Sodium thiosulfate hexahydrate (melting point 48 ° C.), sodium acetate trihydrate (melting point 58 ° C.) is used as a heat storage material for heat storage, and water (melting point 0) is used as a heat storage material for cold storage.
° C) has been used and some have been put to practical use. As a heat transfer configuration between the heat storage material and the secondary side, a system in which a secondary side heat exchanger is embedded in the heat storage material is generally adopted.

[0004]

However, in the above-mentioned conventional heat storage / cooling device, the secondary heat exchanger is embedded in the heat storage material, so that the heat storage material is placed on the surface of the heat exchanger during heat exchange. Has a problem that even if heat is stored once, the heat storage material has a high heat transfer coefficient, and that all the heat cannot be used effectively because the heat storage material has low thermal conductivity. .

[0005] For this reason, as a general household storage / cooling device, only a hot water storage device (electric water heater, petroleum water heater, etc.) has been used, and the cold storage device has not been put to practical use.

[0006]

In order to solve the above-mentioned problems, the present invention provides a latent heat type heat storage material inside a container, which is almost incompatible with the heat storage material, becomes gas when absorbing heat, and becomes liquid when releasing heat. And a heat exchanger for taking out the heat of the latent heat type heat storage material is disposed in the space portion, so that the heat released by the latent heat type heat storage material is Since the heat transfer medium is transmitted to the heat exchanger provided in the space, the latent heat type heat storage material can be prevented from attaching around the heat exchanger provided in the space, and heat can be taken out with high efficiency.

[0007]

BEST MODE FOR CARRYING OUT THE INVENTION A cold storage device according to the present invention has a latent heat type cold storage material having a melting point in the range of 0 ° C. to 20 ° C., and is substantially incompatible with the latent heat type cold storage material. The regenerator has a heat storage medium A, which becomes a gas at the time of heat absorption and becomes a liquid at the time of heat release, leaving a space above it, and has a melting point in the range of 30 ° C. to 80 ° C. A latent heat type heat storage material, and a heat transfer medium B which is almost incompatible with the latent heat type heat storage material, becomes a gas when absorbing heat, and becomes a liquid when releasing heat, are sealed with a space above the space. It is composed of a heat storage tank, an evaporator provided from the space portion of the cold storage tank to the latent heat type cold storage material filling section, a condenser provided in the latent heat type heat storage material of the heat storage tank, a compressor, and an expansion valve. A heat pump circuit, provided in the latent heat type cold storage material of the cold storage tank; And cooling passages, comprising a secondary side circuit consisting of the heating passage provided over the space from the latent heat storage material filling unit of the heat storage tank.
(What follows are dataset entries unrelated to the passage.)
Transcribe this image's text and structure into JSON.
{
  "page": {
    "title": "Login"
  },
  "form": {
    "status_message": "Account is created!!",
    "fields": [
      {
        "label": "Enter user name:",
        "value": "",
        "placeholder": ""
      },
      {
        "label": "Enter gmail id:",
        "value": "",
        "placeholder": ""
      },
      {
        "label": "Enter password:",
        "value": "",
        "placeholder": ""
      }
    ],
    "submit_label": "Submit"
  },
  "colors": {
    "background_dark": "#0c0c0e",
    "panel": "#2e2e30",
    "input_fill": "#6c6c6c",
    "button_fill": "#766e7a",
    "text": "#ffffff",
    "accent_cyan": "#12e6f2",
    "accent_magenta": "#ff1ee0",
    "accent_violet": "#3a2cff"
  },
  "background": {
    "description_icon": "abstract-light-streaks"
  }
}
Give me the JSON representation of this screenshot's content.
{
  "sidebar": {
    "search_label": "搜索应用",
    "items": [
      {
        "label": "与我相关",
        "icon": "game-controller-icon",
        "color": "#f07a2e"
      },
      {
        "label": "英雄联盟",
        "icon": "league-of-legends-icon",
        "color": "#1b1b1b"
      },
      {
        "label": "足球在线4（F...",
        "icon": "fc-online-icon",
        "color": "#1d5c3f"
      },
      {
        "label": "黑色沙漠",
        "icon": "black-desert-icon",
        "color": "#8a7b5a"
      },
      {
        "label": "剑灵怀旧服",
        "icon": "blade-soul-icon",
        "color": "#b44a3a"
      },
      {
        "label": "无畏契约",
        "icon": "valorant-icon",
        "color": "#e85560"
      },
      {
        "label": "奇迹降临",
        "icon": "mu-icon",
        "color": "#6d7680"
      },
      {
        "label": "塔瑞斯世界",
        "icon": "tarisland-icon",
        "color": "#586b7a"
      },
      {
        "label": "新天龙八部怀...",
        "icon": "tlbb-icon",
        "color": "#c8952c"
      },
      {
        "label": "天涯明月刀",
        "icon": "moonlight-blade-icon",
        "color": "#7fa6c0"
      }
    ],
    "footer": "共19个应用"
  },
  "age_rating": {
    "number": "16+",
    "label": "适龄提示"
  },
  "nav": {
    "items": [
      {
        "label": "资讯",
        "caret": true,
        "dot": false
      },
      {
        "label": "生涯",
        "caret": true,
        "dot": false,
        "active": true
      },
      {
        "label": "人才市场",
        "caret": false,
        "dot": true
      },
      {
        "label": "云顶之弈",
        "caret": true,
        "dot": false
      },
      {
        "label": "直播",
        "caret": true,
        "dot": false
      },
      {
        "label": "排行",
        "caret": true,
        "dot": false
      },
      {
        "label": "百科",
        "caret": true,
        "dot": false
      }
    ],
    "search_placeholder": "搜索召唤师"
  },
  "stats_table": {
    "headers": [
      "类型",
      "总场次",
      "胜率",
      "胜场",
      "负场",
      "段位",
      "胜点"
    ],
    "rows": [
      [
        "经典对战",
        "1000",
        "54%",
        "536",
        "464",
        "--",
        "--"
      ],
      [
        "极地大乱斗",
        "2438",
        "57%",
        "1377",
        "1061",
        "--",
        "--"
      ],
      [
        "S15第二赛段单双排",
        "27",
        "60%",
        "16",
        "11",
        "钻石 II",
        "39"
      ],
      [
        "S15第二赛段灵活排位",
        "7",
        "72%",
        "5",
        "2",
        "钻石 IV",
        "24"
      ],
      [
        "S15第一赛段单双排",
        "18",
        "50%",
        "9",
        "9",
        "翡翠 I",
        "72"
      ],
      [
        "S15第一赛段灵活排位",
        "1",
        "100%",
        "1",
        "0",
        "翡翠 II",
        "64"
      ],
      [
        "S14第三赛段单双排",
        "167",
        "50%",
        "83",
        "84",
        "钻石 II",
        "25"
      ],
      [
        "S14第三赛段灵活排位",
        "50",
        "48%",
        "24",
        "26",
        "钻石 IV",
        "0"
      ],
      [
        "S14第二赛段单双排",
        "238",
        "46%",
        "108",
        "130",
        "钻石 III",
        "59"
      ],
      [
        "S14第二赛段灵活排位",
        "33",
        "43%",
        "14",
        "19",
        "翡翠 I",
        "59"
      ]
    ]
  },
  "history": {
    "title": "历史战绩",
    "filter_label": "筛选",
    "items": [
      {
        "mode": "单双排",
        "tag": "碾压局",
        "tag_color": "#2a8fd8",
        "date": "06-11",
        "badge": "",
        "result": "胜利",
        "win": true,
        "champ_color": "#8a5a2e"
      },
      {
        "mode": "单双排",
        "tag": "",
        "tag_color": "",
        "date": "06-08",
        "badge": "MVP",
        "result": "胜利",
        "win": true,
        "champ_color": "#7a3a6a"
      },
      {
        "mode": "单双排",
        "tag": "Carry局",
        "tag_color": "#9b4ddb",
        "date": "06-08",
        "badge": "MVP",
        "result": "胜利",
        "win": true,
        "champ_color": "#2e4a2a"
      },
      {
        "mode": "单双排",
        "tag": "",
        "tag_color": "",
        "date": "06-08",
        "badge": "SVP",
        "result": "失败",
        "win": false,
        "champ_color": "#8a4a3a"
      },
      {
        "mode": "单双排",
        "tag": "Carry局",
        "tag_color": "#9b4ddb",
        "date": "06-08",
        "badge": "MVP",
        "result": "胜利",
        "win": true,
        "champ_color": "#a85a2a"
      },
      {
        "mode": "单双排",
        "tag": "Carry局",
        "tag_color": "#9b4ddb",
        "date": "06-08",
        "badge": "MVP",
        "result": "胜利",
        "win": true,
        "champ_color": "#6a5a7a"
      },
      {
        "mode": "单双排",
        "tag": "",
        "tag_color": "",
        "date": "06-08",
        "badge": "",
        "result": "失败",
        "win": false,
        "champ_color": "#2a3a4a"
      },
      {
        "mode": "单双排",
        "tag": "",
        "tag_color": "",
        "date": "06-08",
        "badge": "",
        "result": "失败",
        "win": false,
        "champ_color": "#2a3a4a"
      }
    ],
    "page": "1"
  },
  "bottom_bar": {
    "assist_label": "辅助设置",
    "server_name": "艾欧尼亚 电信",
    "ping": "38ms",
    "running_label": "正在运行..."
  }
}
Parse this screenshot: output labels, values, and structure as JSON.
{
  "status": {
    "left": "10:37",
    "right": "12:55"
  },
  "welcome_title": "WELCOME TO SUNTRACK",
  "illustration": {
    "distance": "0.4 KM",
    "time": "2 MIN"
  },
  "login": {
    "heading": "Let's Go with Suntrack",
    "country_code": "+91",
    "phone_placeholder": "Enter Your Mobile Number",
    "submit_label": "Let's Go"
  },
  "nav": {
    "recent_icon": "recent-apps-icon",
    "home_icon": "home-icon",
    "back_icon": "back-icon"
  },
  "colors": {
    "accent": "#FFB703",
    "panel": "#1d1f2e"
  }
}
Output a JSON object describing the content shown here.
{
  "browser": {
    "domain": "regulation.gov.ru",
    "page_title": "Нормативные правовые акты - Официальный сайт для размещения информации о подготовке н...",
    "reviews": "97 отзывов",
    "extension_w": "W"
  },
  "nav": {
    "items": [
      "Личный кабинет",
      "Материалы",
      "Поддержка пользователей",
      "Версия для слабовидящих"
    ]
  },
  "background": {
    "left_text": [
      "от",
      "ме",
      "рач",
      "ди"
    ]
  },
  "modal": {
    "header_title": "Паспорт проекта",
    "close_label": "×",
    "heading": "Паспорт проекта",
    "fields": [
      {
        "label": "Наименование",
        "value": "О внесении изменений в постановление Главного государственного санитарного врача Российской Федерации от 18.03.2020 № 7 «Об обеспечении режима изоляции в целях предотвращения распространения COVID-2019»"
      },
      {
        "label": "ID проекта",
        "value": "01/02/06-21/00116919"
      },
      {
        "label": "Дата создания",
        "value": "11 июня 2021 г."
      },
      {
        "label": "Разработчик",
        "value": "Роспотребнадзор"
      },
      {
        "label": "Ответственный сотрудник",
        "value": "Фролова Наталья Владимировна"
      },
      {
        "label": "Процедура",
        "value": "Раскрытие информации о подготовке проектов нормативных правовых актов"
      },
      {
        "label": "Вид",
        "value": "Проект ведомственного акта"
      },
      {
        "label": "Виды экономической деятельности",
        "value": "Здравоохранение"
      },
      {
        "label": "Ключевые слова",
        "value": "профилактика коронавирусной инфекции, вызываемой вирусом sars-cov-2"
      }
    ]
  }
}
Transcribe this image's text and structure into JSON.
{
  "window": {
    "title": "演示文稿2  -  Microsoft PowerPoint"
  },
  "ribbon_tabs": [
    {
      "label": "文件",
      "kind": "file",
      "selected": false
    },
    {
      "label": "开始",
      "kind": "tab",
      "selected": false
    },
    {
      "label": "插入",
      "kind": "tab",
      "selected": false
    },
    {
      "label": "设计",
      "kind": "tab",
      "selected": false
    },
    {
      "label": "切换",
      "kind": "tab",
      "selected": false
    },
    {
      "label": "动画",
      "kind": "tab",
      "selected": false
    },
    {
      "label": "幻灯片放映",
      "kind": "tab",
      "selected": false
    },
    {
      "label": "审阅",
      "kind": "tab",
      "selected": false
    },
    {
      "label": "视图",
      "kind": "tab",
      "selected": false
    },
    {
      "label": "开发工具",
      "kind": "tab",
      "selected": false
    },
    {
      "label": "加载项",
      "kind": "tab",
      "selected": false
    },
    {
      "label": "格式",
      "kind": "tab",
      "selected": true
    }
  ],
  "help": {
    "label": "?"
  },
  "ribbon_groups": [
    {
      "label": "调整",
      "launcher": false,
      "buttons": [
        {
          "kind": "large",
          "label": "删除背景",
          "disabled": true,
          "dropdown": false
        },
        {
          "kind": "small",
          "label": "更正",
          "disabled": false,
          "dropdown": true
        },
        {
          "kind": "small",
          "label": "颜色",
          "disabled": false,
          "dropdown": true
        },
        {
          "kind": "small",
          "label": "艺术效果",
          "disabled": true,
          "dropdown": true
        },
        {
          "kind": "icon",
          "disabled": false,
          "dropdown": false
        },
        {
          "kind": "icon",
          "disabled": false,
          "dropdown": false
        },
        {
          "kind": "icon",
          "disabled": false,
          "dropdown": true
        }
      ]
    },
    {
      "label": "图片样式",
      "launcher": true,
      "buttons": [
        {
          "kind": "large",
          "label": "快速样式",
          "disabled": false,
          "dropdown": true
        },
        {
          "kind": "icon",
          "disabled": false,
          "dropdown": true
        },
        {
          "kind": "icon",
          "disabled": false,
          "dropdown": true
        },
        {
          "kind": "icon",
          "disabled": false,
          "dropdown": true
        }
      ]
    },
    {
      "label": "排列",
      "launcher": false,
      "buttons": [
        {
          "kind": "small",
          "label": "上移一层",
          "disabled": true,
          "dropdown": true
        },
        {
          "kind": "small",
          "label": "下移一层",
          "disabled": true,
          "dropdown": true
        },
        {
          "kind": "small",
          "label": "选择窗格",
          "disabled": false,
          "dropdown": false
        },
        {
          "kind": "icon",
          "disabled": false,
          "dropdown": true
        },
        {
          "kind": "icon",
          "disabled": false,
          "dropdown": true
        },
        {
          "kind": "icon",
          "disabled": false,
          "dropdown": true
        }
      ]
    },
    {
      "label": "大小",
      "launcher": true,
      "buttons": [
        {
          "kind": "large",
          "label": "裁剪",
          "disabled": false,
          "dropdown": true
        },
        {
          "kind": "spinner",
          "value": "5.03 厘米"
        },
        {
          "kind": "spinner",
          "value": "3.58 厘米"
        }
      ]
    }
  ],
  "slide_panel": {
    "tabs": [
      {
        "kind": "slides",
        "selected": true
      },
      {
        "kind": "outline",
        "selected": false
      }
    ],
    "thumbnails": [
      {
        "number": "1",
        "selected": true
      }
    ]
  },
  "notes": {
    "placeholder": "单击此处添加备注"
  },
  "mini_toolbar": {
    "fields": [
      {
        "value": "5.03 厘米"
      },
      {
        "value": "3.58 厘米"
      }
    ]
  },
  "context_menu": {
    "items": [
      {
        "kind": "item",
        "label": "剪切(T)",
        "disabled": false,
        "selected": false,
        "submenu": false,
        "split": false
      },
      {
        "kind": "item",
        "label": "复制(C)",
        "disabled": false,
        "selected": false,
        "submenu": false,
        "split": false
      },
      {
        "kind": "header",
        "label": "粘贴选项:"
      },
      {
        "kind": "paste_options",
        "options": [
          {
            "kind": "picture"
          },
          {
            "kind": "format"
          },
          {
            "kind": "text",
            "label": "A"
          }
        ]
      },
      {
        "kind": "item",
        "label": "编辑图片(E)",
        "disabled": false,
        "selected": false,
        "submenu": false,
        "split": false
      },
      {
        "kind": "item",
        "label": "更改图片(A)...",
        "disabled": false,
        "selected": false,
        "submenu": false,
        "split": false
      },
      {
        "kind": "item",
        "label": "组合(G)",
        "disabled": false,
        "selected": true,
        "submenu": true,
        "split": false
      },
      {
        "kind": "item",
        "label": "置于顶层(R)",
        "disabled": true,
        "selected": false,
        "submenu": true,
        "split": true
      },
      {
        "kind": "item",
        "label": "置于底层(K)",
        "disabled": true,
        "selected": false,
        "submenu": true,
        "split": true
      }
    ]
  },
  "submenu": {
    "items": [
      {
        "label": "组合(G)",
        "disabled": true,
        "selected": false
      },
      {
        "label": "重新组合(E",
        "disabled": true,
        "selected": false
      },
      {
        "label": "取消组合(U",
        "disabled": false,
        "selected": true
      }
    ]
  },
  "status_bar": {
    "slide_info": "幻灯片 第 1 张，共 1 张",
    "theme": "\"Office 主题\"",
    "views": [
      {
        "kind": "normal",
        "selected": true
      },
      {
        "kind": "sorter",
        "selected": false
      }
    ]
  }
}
The heat pump pumps the heat of the regenerator to the regenerator so that both the regenerative energy and the regenerative energy can be used, and the heat transfer medium mediates the heat stored in the regenerator material and the regenerator material for heat exchange. Since the power is transmitted to the heat storage, a highly efficient and practical storage / cooling device can be provided.

[0009] A regenerative element having an inlet / outlet water pipe and enclosing a latent heat type regenerative material having a melting point in the range of 0 ° C to 20 ° C, and an evaporator are disposed inside. Storage device having a cold storage tank, an inlet / outlet water pipe, a latent heat storage material having a melting point in the range of 30 ° C. to 80 ° C., and a condenser disposed therein. A heat pump circuit including an evaporator provided inside the cold storage tank and a condenser provided inside the heat storage tank,
It comprises a secondary circuit comprising a cooler provided in the cold storage tank and a heater provided at least in the space of the heat storage tank.

[0010] Here. Since the cool storage element and heat storage element are arranged in the form of a container in each cool storage tank and heat storage tank, it is possible to manufacture the cool storage / cool heat element in large quantities at low cost and to design the pressure resistance of the cool storage / cool heat tank. Can be made easier, so that the practicality can be further improved.

[0011] Further, the heat storage / cooling element of the present invention is substantially incompatible with the latent heat type heat storage material, the supercooling inhibitor, and the latent heat type heat storage material in a metal cylindrical container, A heat transfer medium that becomes a gas when absorbing heat and becomes a liquid when releasing heat,
The heat transfer promoting material is sealed in such a manner that a space is left above.

As a specific heat storage element, sodium acetate trihydrate is used as a latent heat type heat storage material, and hydrofluoroether is used as a heat transfer medium.

When the metal container is a cylindrical container, a mass production method can be applied, and mass production can be performed at low cost.

[0014]

Embodiments of the present invention will be described below with reference to the drawings.

(Embodiment 1) FIG. 1 is a schematic sectional view showing the construction of Embodiment 1 of a storage / cooling apparatus according to the present invention. The heat storage / cooling device 1 includes a cold storage tank 2, a heat storage tank 3, and a heat pump circuit 4.
And a cold water circuit 5 on the secondary side and a hot water circuit 6 on the secondary side. Inside the cold storage tank 2, water is used as the latent heat type cold storage material 7,
As the heat transfer medium A8, butane (a gas state is indicated by 、 and a liquid state is indicated by ●) is sealed while leaving the space 9 at the top (air is degassed). The evaporator 11 of the heat pump circuit 4 extends from the space 9 to the cold storage material filling section 10.
However, a cooler 12 of a chilled water circuit is provided in the cool storage material charging section 10 in thermal contact with the evaporator 11.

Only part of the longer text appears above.